Posted Date: 02/18/2021
“We have to stay relevant — to listen to what students are saying, rather than assuming we know everything. That’s what keeps me up at night.” Kirt Hartzler @UnionSchools @valeriestrauss https://t.co/hyDQ6MKJVh— Nita Cochran (@Nitajo1) February 15, 2021
How have school districts dealt with the coronavirus pandemic?
That’s the subject of this post by David Kirp, a professor of public policy at the University of California at Berkeley and author of numerous books about K-12 and higher education, including “The College Dropout Scandal” and “Improbable Scholars: The Rebirth of a Great American School System and a Strategy for America’s Schools,” which was named outstanding book of 2013 by the American Educational Research Association.
A former journalist and member of President Barack Obama’s 2008 transition team, Kirp is completing a new book, “Greater Expectations,” on three “punching-beyond-their-weight” school districts. The followed edited excerpt from the book looks at how two of the three districts responded to the coronavirus pandemic.
They are the Union City School District in New Jersey — which was the subject of “Improbable Scholars” — and Union Public Schools in Oklahoma.
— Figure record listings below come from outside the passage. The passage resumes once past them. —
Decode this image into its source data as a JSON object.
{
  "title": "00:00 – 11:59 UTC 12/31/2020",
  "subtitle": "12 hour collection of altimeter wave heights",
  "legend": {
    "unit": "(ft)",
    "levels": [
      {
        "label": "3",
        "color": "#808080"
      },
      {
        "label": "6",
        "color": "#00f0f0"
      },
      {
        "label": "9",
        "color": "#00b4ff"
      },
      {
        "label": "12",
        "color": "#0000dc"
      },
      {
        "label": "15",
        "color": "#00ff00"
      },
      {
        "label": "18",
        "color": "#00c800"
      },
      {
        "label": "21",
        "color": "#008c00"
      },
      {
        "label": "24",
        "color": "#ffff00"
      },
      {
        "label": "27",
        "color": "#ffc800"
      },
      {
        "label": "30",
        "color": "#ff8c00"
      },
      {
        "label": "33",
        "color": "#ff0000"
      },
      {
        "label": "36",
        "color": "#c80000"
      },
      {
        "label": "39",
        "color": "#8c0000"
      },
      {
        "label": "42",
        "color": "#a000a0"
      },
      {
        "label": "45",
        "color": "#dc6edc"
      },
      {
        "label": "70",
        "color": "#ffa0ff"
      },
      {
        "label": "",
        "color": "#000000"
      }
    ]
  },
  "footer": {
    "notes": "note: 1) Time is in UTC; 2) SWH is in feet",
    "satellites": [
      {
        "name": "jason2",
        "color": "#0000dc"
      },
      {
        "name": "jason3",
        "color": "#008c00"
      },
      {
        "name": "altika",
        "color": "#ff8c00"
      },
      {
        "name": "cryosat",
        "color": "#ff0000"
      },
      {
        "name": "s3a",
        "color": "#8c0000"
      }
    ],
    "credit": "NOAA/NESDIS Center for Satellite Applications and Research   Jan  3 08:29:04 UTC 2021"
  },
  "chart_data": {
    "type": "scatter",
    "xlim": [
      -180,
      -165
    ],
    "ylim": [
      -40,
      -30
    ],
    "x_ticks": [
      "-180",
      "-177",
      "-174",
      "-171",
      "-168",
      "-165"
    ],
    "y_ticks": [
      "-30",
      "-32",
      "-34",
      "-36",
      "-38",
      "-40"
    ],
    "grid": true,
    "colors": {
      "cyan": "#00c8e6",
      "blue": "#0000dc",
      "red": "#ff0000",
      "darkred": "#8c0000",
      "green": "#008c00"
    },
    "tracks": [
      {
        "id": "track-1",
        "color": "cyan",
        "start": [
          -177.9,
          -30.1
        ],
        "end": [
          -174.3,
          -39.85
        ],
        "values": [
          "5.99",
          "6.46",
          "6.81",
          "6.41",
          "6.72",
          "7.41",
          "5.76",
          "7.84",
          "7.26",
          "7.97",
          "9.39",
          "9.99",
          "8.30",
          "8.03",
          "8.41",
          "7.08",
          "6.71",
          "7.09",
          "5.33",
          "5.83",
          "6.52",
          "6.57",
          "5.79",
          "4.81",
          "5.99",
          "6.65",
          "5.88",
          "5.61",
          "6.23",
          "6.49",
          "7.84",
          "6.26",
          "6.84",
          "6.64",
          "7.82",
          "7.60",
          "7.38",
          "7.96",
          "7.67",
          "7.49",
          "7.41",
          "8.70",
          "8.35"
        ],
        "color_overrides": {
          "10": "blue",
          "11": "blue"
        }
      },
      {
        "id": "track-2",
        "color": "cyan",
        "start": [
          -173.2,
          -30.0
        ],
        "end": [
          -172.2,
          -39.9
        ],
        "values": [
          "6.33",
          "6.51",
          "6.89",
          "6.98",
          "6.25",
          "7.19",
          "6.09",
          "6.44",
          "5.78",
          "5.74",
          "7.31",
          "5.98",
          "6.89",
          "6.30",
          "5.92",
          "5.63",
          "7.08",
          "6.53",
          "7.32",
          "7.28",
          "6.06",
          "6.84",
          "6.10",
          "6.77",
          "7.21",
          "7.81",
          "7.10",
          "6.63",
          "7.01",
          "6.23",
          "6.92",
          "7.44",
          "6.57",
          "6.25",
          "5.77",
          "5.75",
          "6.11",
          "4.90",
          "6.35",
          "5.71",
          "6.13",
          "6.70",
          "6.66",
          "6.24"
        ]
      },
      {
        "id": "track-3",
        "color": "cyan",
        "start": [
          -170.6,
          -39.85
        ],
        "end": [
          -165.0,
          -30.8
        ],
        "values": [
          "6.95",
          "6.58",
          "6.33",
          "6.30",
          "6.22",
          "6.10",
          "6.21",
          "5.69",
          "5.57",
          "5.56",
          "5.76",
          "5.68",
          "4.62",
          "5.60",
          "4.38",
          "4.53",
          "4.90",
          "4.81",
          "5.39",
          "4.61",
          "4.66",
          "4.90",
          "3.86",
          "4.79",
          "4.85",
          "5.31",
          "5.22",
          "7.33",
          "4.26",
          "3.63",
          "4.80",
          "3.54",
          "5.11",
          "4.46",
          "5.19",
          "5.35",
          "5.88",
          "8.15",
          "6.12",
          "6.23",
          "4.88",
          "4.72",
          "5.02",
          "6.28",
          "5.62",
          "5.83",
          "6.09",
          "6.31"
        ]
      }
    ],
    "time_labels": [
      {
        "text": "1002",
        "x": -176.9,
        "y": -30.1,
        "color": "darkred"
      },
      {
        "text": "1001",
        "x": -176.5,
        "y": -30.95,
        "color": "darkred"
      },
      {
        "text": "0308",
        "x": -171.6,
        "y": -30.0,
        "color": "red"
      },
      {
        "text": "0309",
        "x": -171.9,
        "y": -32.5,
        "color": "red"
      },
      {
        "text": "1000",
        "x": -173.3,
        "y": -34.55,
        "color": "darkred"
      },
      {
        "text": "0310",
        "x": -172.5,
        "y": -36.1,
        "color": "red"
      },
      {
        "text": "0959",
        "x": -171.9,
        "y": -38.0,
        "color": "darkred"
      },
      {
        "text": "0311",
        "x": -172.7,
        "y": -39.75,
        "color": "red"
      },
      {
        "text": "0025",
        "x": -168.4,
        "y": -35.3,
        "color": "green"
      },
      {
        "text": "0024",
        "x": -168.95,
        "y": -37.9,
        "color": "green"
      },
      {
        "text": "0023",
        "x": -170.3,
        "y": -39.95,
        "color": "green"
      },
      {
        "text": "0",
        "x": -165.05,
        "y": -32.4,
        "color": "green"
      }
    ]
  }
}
Union and Union City have national reputations as pioneers in technology, and that on-the-ground capacity enabled them to pivot quickly to distance learning.
Union, Oklahoma, was one of the nation’s earliest adopters of virtual learning. A high school academy that combined virtual and classroom instruction, begun in 2012, had attracted several hundred high school students. Two years later, Union was among the 100 school districts hailed by President Barack Obama, at a White House ceremony, as a “connected and future-ready” model of innovation.
In fall 2019, Union expanded its virtual program, with a fully online program for middle as well as high school students. However, only 40 students signed up, and it seems that almost every student wanted to spend some time in the classroom.
As the district pondered its next steps in online learning, covid-19 loomed large. “We wanted to get ahead of the game,” Superintendent Kirt Hartzler asserted, echoing his Union City counterpart, and by mid-February 2020, a plan was in the works. A month later, Oklahoma closed all its public schools and Union shifted to all-virtual learning. In a single week, the district, like Union City, turned a fledgling venture that had enrolled only a handful of students into a virtual education program its 16,000 students.